Just north of downtown Asheville is the historic Grove Park neighborhood, which was first developed in the early 1920’s, and features many homes on wooded lots that are the classic, traditional homes of that era. The neighborhood is home to the Grove Park Inn and Spa, which includes an 18 hole Donald Ross designed golf course meandering through the northern part of this neighborhood. Nearby are the Albemarle Park and Norwood park areas, which typically have smaller lots and “arts and crafts” type houses. Many of the homes in these neighborhoods have some distinctive architectural details found throughout Asheville, such as Pebbledash stucco combined with cedar shake, and intricately patterned windows common to homes designed by architects of the period such as Richard Sharpe Smith.

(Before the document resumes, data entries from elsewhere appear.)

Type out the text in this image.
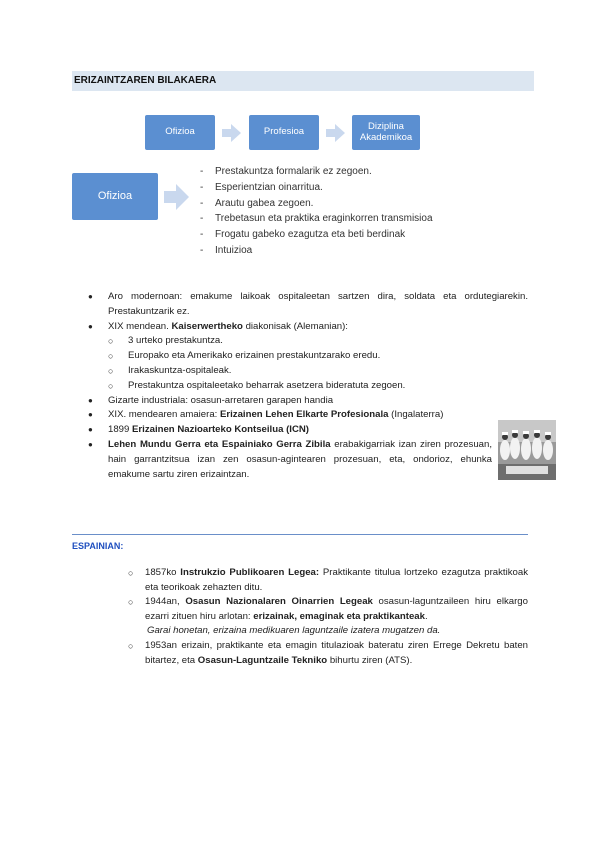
ERIZAINTZAREN BILAKAERA
Ofizioa	Profesioa	Diziplina Akademikoa
Ofizioa
- Prestakuntza formalarik ez zegoen.
- Esperientzian oinarritua.
- Arautu gabea zegoen.
- Trebetasun eta praktika eraginkorren transmisioa
- Frogatu gabeko ezagutza eta beti berdinak
- Intuizioa
● Aro modernoan: emakume laikoak ospitaleetan sartzen dira, soldata eta ordutegiarekin. Prestakuntzarik ez.
● XIX mendean. Kaiserwertheko diakonisak (Alemanian):
○ 3 urteko prestakuntza.
○ Europako eta Amerikako erizainen prestakuntzarako eredu.
○ Irakaskuntza-ospitaleak.
○ Prestakuntza ospitaleetako beharrak asetzera bideratuta zegoen.
● Gizarte industriala: osasun-arretaren garapen handia
● XIX. mendearen amaiera: Erizainen Lehen Elkarte Profesionala (Ingalaterra)
● 1899 Erizainen Nazioarteko Kontseilua (ICN)
● Lehen Mundu Gerra eta Espainiako Gerra Zibila erabakigarriak izan ziren prozesuan, hain garrantzitsua izan zen osasun-agintearen prozesuan, eta, ondorioz, ehunka emakume sartu ziren erizaintzan.
ESPAINIAN:
○ 1857ko Instrukzio Publikoaren Legea: Praktikante titulua lortzeko ezagutza praktikoak eta teorikoak zehazten ditu.
○ 1944an, Osasun Nazionalaren Oinarrien Legeak osasun-laguntzaileen hiru elkargo ezarri zituen hiru arlotan: erizainak, emaginak eta praktikanteak.
Garai honetan, erizaina medikuaren laguntzaile izatera mugatzen da.
○ 1953an erizain, praktikante eta emagin titulazioak bateratu ziren Errege Dekretu baten bitartez, eta Osasun-Laguntzaile Tekniko bihurtu ziren (ATS).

North Asheville also includes the Beaver Dam, Beaver Lake and Lakeview Park Neighborhoods. When searching for listings in this area use the 28801 and 28804 zip codes.

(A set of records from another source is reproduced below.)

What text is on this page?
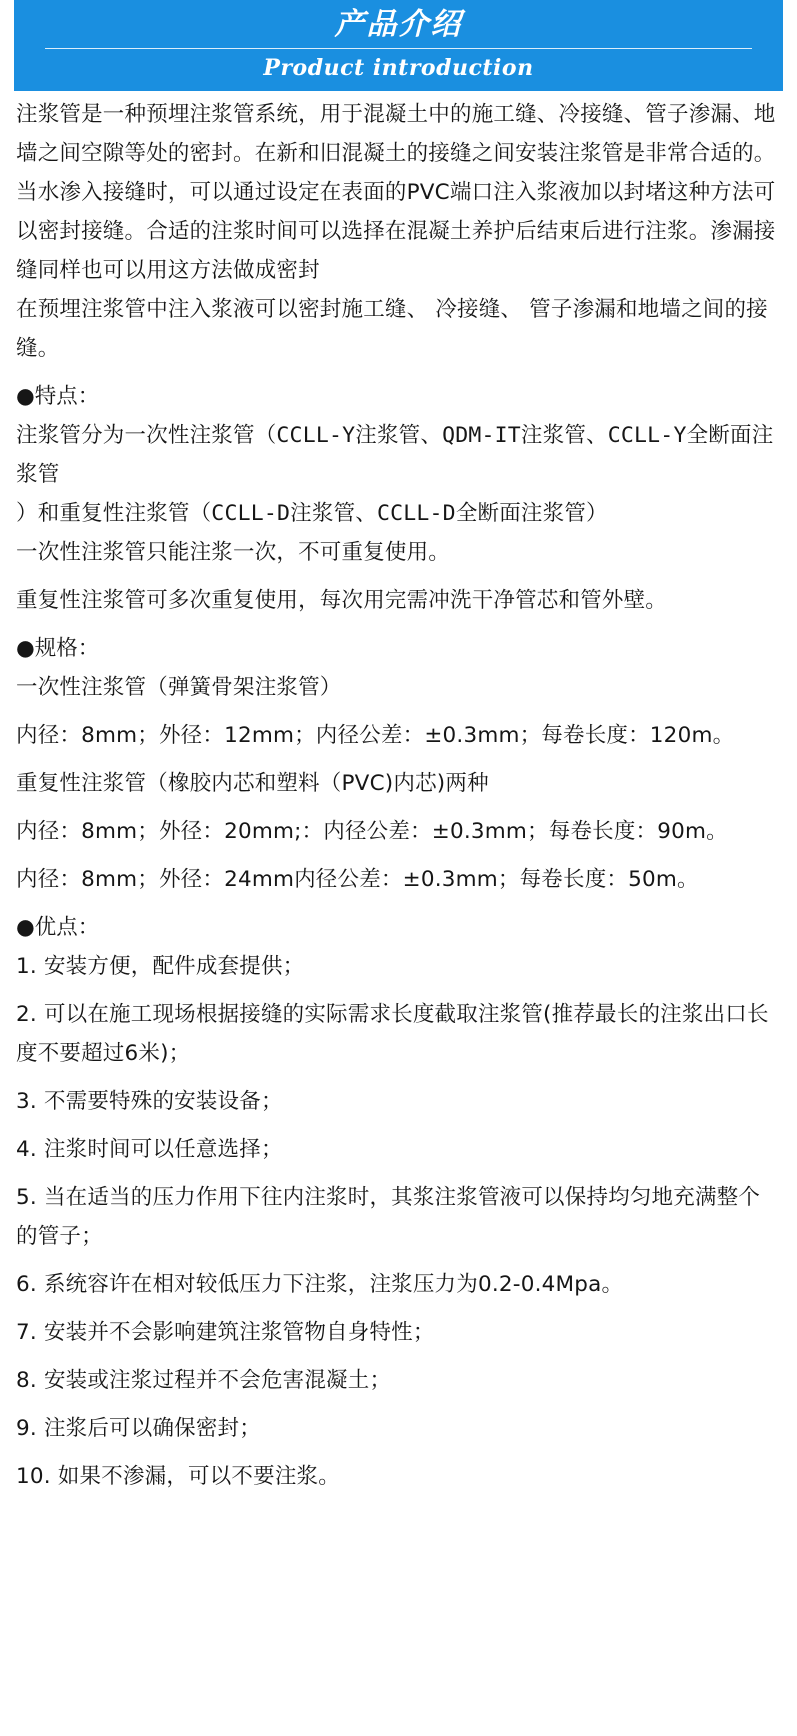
产品介绍
Product introduction

注浆管是一种预埋注浆管系统，用于混凝土中的施工缝、冷接缝、管子渗漏、地墙之间空隙等处的密封。在新和旧混凝土的接缝之间安装注浆管是非常合适的。当水渗入接缝时，可以通过设定在表面的PVC端口注入浆液加以封堵这种方法可以密封接缝。合适的注浆时间可以选择在混凝土养护后结束后进行注浆。渗漏接缝同样也可以用这方法做成密封

在预埋注浆管中注入浆液可以密封施工缝、 冷接缝、 管子渗漏和地墙之间的接缝。

●特点：

注浆管分为一次性注浆管（CCLL-Y注浆管、QDM-IT注浆管、CCLL-Y全断面注浆管

）和重复性注浆管（CCLL-D注浆管、CCLL-D全断面注浆管）

一次性注浆管只能注浆一次，不可重复使用。

重复性注浆管可多次重复使用，每次用完需冲洗干净管芯和管外壁。

●规格：

一次性注浆管（弹簧骨架注浆管）

内径：8mm；外径：12mm；内径公差：±0.3mm；每卷长度：120m。

重复性注浆管（橡胶内芯和塑料（PVC)内芯)两种

内径：8mm；外径：20mm;：内径公差：±0.3mm；每卷长度：90m。

内径：8mm；外径：24mm内径公差：±0.3mm；每卷长度：50m。

●优点：

1. 安装方便，配件成套提供；

2. 可以在施工现场根据接缝的实际需求长度截取注浆管(推荐最长的注浆出口长度不要超过6米)；

3. 不需要特殊的安装设备；

4. 注浆时间可以任意选择；

5. 当在适当的压力作用下往内注浆时，其浆注浆管液可以保持均匀地充满整个的管子；

6. 系统容许在相对较低压力下注浆，注浆压力为0.2-0.4Mpa。

7. 安装并不会影响建筑注浆管物自身特性；

8. 安装或注浆过程并不会危害混凝土；

9. 注浆后可以确保密封；

10. 如果不渗漏，可以不要注浆。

Bordering downtown Asheville’s north end is Montford, known for its beautiful Victorian era architecture and numerous arts and crafts type houses, many people first become acquainted with Montford by staying in one of its B&B’s. The neighborhood is within walking distance to downtown and UNCA-Asheville and is home to some of Asheville’s grandest old homes.

West Asheville –

West Asheville is technically part of Asheville, but you don’t get that feeling as you walk down Haywood Road, the mainline of this community. Historically, a middle class neighborhood, West Asheville’s buildings lack the close-knit proximity of downtown or the River District Studios. But the affordability of living and doing business here is drawing more artists to the area, and they share an attitude that promotes cooperation and symbiotic relationships. In many cities, the term “river district” conjures up images of upscale shops and trendy eateries. You won’t find many of those when you make the five minute drive from downtown to Asheville’s River District. A quick glance reveals a dozen industrial buildings adjacent to the French Broad River. In reality, they’re the workplaces, galleries, and sometimes the homes of some of Asheville’s most compelling artists. Many of whom display their works in downtown galleries, but they work here for the same reasons that once drew business downtown: ample space and cheaper rent. The panoply of artistic mediums-fibers, glass, metal,wood, paint, ceramics, and more-represented in the roughly four square blocks that make up the River District art studios is surpassed only by the quality of the craftsmanship and intriguing stories of the artists.

East Asheville –

East Asheville is close to downtown and is convenient to a bustling corridor of retail stores, diverse family-run restaurants and popular national eateries, extensive shopping and many different neighborhoods and communities. Beverly Hills, an older neighborhood in East Asheville, was built in and around Asheville Municipal Golf Course. It is near the two main thoroughfares if East Asheville, Tunnel Road and Swannanoa Road, which provides convenient access to both Asheville Mall and the many businesses in the area. This hilly, wooded neighborhood is very convenient yet also has a private, removed feel. Haw Creek, also in east Asheville, is a mature neighborhood with wooded lots having homes dating back to the 1920’s as well as many newer homes. The mature trees and winding roads make it feel more remote than it actually is. Another neighborhood in this area is Chunn’s Cove, is convenient to the Innsbruck Mall but offers a country feel as you can see cattle in several pastures. Chunn’s Cove goes off Tunnel road up into the hills, and is not really one neighborhood but merges scattered older homes, new subdivisions and scattered newer homes.